You write that it doesn’t matter whether the super-ego voice comes from your childhood memory of your parents or from “God”. 2 paragraphs later, you write that hearing your “own voice channeling other people’s thoughts” is useful, but doesn’t have the gravitas that the spiritual variant with the biblical “thou shalt” and “thou shall not” offers. I take this to mean that the first variant is super-ego development through earthly parental figures, and the second is that of super-ego development through God the Father.
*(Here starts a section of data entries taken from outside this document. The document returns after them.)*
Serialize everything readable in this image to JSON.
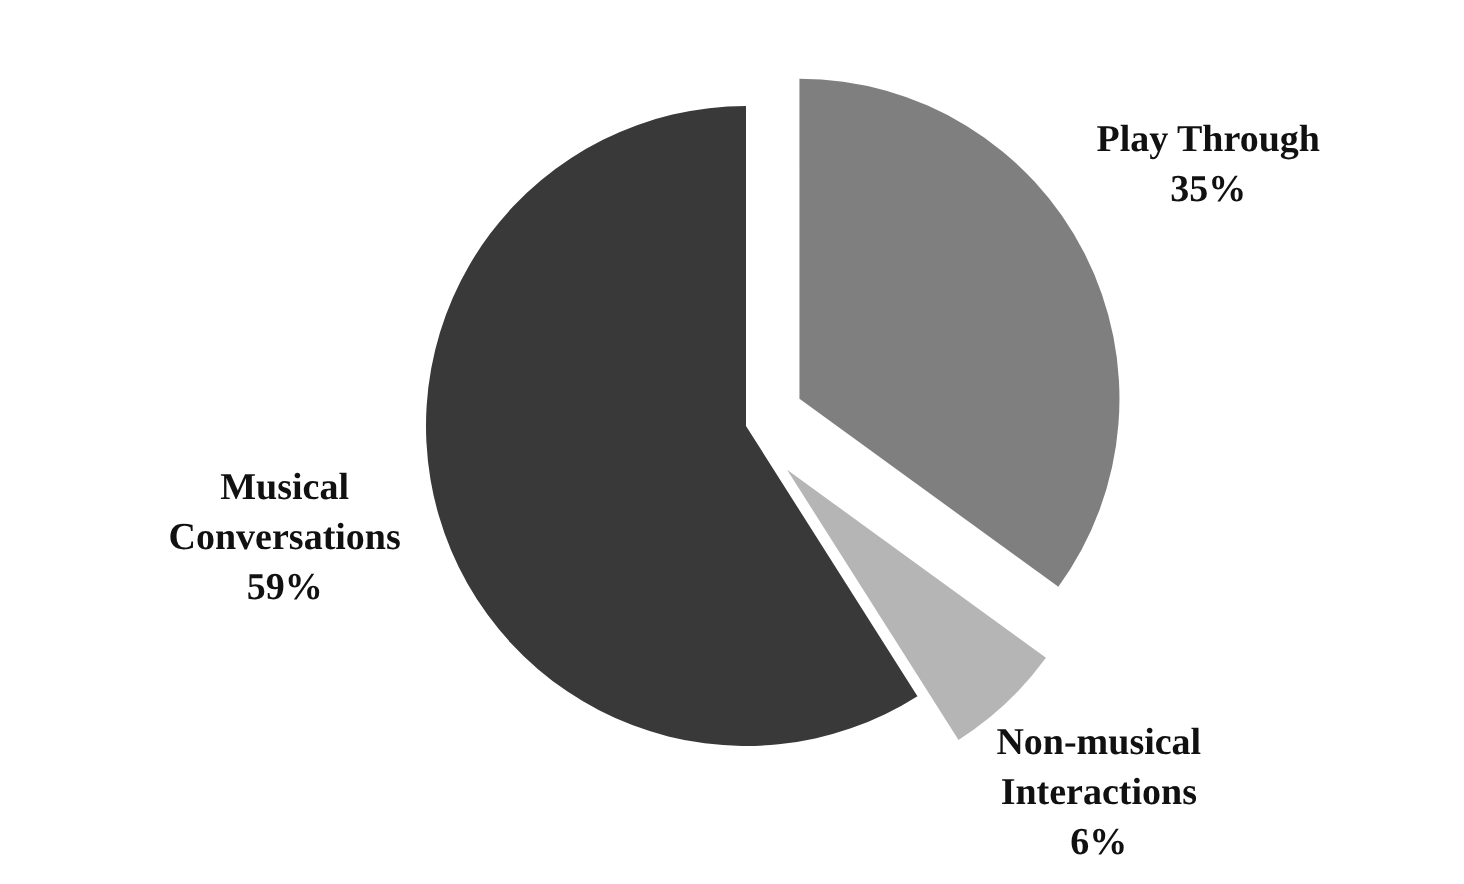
{
  "chart_data": {
    "type": "pie",
    "categories": [
      "Play Through",
      "Non-musical Interactions",
      "Musical Conversations"
    ],
    "values": [
      35,
      6,
      59
    ],
    "value_labels": [
      "35%",
      "6%",
      "59%"
    ],
    "colors": [
      "#7f7f7f",
      "#b5b5b5",
      "#393939"
    ],
    "data_labels": true,
    "legend": false
  }
}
I might be misunderstanding something here, and because I don’t want to misrepresent your views. However, this seems to be an inconsistency. For what It’s worth I agree wholeheartedly that the empathetic daddy voice “Don’t do this” is inferior to the spiritual divine decree of “thou shall not”.
C.B. Robertson
27 Nov 2018RE, your second point, you’re close. Channeling other people’s thoughts isn’t exactly super-ego, at least not to the degree that hearing the voice of Jesus or your long-dead platoon mate would be. It’s kind of a mature manifestation of ego, I suppose? A lot of what I’m writing here is synthesizing speculation, so take it with a dash of salt. (The point about adopting your father’s voice as your super-ego is Freud’s theory of God; when fully integrated, the person does not realize it is their own thoughts, and may even experience the voice as an auditory hallucination. It’s this inability to see the self-authorship of the voice that would distinguish the ego from the super-ego).
Carrot and stick isn’t a bad crude analogy, in that we tend to dislike “religion.” However, while the confines of a structured system can be uncomfortable, I think a fair bit of our current rejection of religion is more social and faddish than the physical pain of being hit with a stick. Looking back in time, religion was not so much viewed as the source of suffering, but the remedy.